Die Freimaurerei hat kein Geheimnis, sie ist ein Geheimnis – so jedenfalls ein geläufiges Sprichwort unter deutschen Freimaurern im 19. Jahrhundert. Die vorliegende Dissertation trägt dazu bei, dieses Geheimnis weiter zu erhellen. Auf Grundlage der masonischen Publizistik entstand dabei eine Geschichte der deutschfreimaurerischen ‚imagined community‘ in der ‚langen Jahrhundertwende‘ zwischen den 1870er und den 1930er Jahren.

Um die Mitte des 19. Jahrhunderts begannen deutschsprachige Freimaurer damit, sich außerhalb der getrennt voneinander existierenden Großlogen und über deren Grenzen hinweg zu organisieren. So begann sich die deutsche Freimaurerei als ‚imagined community‘ zu formieren. Weiteren Versuchen, diese Idee Wirklichkeit werden zu lassen, blieben jedoch immer wieder hinter den Erwartungen zurück. Zu divergent waren die Ansichten über Freimaurerei, erst recht, seit mit den Großlogen auch deren distinkte Traditionen, Interessen und Souveränitätsansprüche zu berücksichtigen waren. Folglich ist die vorliegende Dissertation über weite Strecken eine Geschichte der Auseinandersetzungen über das Wesen und die Bedeutung der Freimaurerei.

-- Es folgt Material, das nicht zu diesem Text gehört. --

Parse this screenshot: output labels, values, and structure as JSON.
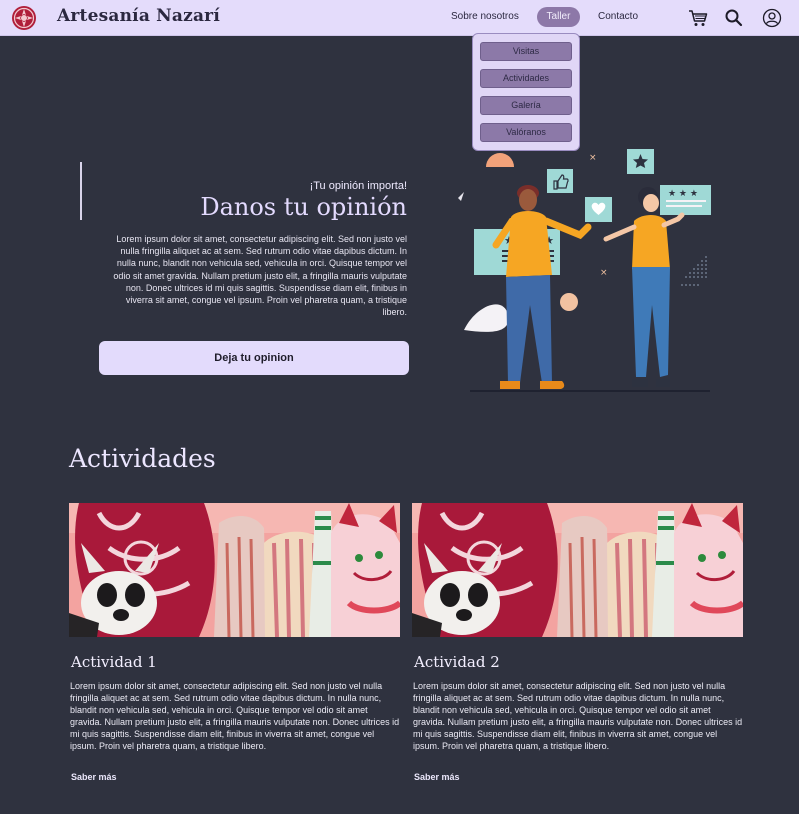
{
  "header": {
    "brand": "Artesanía Nazarí",
    "nav": [
      "Sobre nosotros",
      "Taller",
      "Contacto"
    ],
    "icons": [
      "cart-icon",
      "search-icon",
      "user-icon"
    ]
  },
  "dropdown": {
    "items": [
      "Visitas",
      "Actividades",
      "Galería",
      "Valóranos"
    ]
  },
  "hero": {
    "kicker": "¡Tu opinión importa!",
    "title": "Danos tu opinión",
    "text": "Lorem ipsum dolor sit amet, consectetur adipiscing elit. Sed non justo vel nulla fringilla aliquet ac at sem. Sed rutrum odio vitae dapibus dictum. In nulla nunc, blandit non vehicula sed, vehicula in orci. Quisque tempor vel odio sit amet gravida. Nullam pretium justo elit, a fringilla mauris vulputate non. Donec ultrices id mi quis sagittis. Suspendisse diam elit, finibus in viverra sit amet, congue vel ipsum. Proin vel pharetra quam, a tristique libero.",
    "cta": "Deja tu opinion"
  },
  "activities": {
    "title": "Actividades",
    "cards": [
      {
        "title": "Actividad 1",
        "text": "Lorem ipsum dolor sit amet, consectetur adipiscing elit. Sed non justo vel nulla fringilla aliquet ac at sem. Sed rutrum odio vitae dapibus dictum. In nulla nunc, blandit non vehicula sed, vehicula in orci. Quisque tempor vel odio sit amet gravida. Nullam pretium justo elit, a fringilla mauris vulputate non. Donec ultrices id mi quis sagittis. Suspendisse diam elit, finibus in viverra sit amet, congue vel ipsum. Proin vel pharetra quam, a tristique libero.",
        "link": "Saber más"
      },
      {
        "title": "Actividad 2",
        "text": "Lorem ipsum dolor sit amet, consectetur adipiscing elit. Sed non justo vel nulla fringilla aliquet ac at sem. Sed rutrum odio vitae dapibus dictum. In nulla nunc, blandit non vehicula sed, vehicula in orci. Quisque tempor vel odio sit amet gravida. Nullam pretium justo elit, a fringilla mauris vulputate non. Donec ultrices id mi quis sagittis. Suspendisse diam elit, finibus in viverra sit amet, congue vel ipsum. Proin vel pharetra quam, a tristique libero.",
        "link": "Saber más"
      }
    ]
  },
  "colors": {
    "background": "#2f323f",
    "header": "#e4dcfb",
    "accent": "#8d78a8",
    "brand_mark": "#b01e3a"
  }
}
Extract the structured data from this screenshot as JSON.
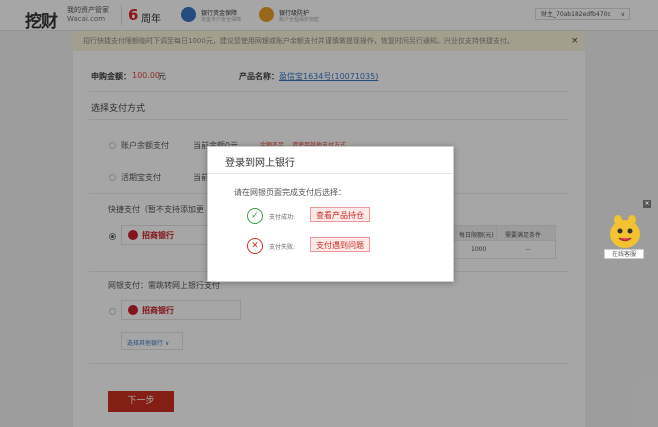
{
  "header": {
    "logo": "挖财",
    "logo_tagline": "我的资产管家",
    "logo_domain": "Wacai.com",
    "anniversary_number": "6",
    "anniversary_label": "周年",
    "trust_items": [
      {
        "title": "银行资金保障",
        "subtitle": "资金专户安全保障",
        "icon": "shield-icon",
        "color": "#3a73c3"
      },
      {
        "title": "银行级防护",
        "subtitle": "账户全程保护加密",
        "icon": "umbrella-icon",
        "color": "#e8a02a"
      }
    ],
    "account_label": "财主_70ab182edfb470c"
  },
  "notice": {
    "text": "招行快捷支付限额临时下调至每日1000元，建议您使用网银或账户余额支付并谨慎做提现操作，恢复时间另行通知。兴业仅支持快捷支付。",
    "close": "×"
  },
  "order": {
    "amount_label": "申购金额：",
    "amount_value": "100.00",
    "amount_unit": "元",
    "product_label": "产品名称：",
    "product_value": "盈信宝1634号(10071035)"
  },
  "payment": {
    "section_title": "选择支付方式",
    "balance_label": "账户余额支付",
    "balance_available": "当前余额0元",
    "balance_hint": "余额不足",
    "balance_hint2": "请使用其他支付方式",
    "huoqi_label": "活期宝支付",
    "huoqi_available": "当前",
    "quick_title": "快捷支付（暂不支持添加更",
    "quick_bank": "招商银行",
    "table_headers": [
      "每日限额(元)",
      "需要满足条件"
    ],
    "table_values": [
      "1000",
      "--"
    ],
    "netbank_title": "网银支付：需跳转网上银行支付",
    "netbank_bank": "招商银行",
    "select_other": "选择其他银行 ∨",
    "next_button": "下一步"
  },
  "modal": {
    "title": "登录到网上银行",
    "prompt": "请在网银页面完成支付后选择：",
    "success_label": "支付成功:",
    "success_button": "查看产品持仓",
    "fail_label": "支付失败:",
    "fail_button": "支付遇到问题"
  },
  "service": {
    "label": "在线客服",
    "close": "×"
  }
}
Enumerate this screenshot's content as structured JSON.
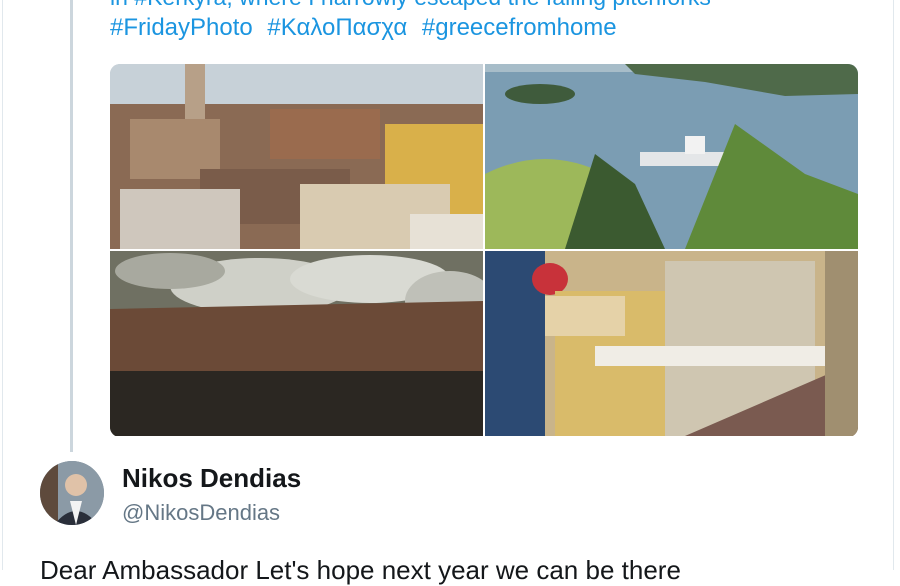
{
  "quoted_tweet": {
    "text_partial": "in #Kerkyra, where I narrowly escaped the falling pitchforks",
    "hashtags": [
      "#FridayPhoto",
      "#ΚαλοΠασχα",
      "#greecefromhome"
    ],
    "photos": [
      {
        "id": "town-rooftops",
        "desc": "Corfu town rooftops"
      },
      {
        "id": "harbor-island",
        "desc": "harbor and islet"
      },
      {
        "id": "fire-smoke",
        "desc": "smoke over rooftop"
      },
      {
        "id": "street-crowd",
        "desc": "crowded street with pots"
      }
    ]
  },
  "tweet": {
    "author_name": "Nikos Dendias",
    "author_handle": "@NikosDendias",
    "text_partial": "Dear Ambassador Let's hope next year we can be there"
  },
  "colors": {
    "link": "#1b95e0",
    "name": "#14171a",
    "handle": "#657786",
    "quote_bar": "#ccd6dd"
  }
}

Dieser Fokus auf die inneren Konfliktlinien und die zahllosen Versuche, zu einem gemeinsamen masonischen Selbstverständnis zu gelangen, ermöglichte ein besseres Verständnis der Triebkräfte hinter der historischen Entwicklung der deutschen Freimaurerei. Insbesondere hinsichtlich der radikalnationalistischen Entwicklung in den 1920er Jahren ergaben sich so neue Einsichten.

Zum Titelbild

Das Titelbild zeigt ein Gemälde von Lovis Corinth (1858 – 1925), einem der bedeutendsten deutschen Vertreter des Impressionismus. Der aus Ostpreußen stammende Corinth hatte zunächst an der Kunstakademie Königsberg studiert. Von dort aus führte ihn sein Weg über mehrere Stationen nach München, wo er auch mit der Freimaurerei in Berührung kam. Er wurde Mitglied der Loge „In Treue fest“, in deren Haus sich auch sein Atelier befand. Hier entstand 1898/99 das Gemälde, das dieses Buch schmückt.

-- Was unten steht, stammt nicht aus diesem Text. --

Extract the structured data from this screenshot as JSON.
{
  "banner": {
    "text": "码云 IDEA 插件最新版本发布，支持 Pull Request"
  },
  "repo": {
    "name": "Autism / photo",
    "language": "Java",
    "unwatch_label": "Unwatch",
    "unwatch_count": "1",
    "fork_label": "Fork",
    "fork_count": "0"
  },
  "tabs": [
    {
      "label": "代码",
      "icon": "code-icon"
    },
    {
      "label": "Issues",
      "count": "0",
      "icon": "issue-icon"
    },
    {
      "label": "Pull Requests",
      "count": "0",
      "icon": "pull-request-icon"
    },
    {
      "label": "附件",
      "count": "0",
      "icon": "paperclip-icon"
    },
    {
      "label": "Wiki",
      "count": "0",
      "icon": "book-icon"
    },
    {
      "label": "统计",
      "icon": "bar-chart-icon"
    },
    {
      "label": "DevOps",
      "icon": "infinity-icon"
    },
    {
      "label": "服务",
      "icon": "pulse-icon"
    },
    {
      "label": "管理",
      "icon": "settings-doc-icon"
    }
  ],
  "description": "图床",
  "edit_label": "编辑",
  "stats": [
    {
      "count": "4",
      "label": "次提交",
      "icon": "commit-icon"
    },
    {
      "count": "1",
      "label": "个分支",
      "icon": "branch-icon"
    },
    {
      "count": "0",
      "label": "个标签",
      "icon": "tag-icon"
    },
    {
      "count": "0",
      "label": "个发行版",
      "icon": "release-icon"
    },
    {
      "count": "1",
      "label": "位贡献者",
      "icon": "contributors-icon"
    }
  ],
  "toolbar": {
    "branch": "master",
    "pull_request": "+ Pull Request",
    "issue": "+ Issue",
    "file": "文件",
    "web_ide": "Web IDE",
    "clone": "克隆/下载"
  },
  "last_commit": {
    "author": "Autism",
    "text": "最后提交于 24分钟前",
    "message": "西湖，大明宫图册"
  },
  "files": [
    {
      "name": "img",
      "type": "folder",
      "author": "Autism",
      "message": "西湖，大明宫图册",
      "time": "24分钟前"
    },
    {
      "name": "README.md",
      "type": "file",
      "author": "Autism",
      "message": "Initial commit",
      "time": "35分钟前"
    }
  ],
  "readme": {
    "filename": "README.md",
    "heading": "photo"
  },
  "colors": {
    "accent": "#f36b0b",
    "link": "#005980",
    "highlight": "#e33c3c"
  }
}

Abseits vom Titel weist kaum etwas an „Die Logenbrüder“ auf die Freimaurerei hin. Einzig eine kaum erkennbare Inschrift im Hintergrund gibt verschlüsselt Auskunft: ein Quadrat, gefolgt von i T f (für „in Treue fest“), daneben ein Hexagramm. Anstatt alles hinter der ikonischen Bildsprache der Freimaurerei zurücktreten zu lassen, richtet Corinth seinen Fokus auf die Brüder, die er trotz der gedrängt wirkenden Komposition individuell zu porträtieren scheint.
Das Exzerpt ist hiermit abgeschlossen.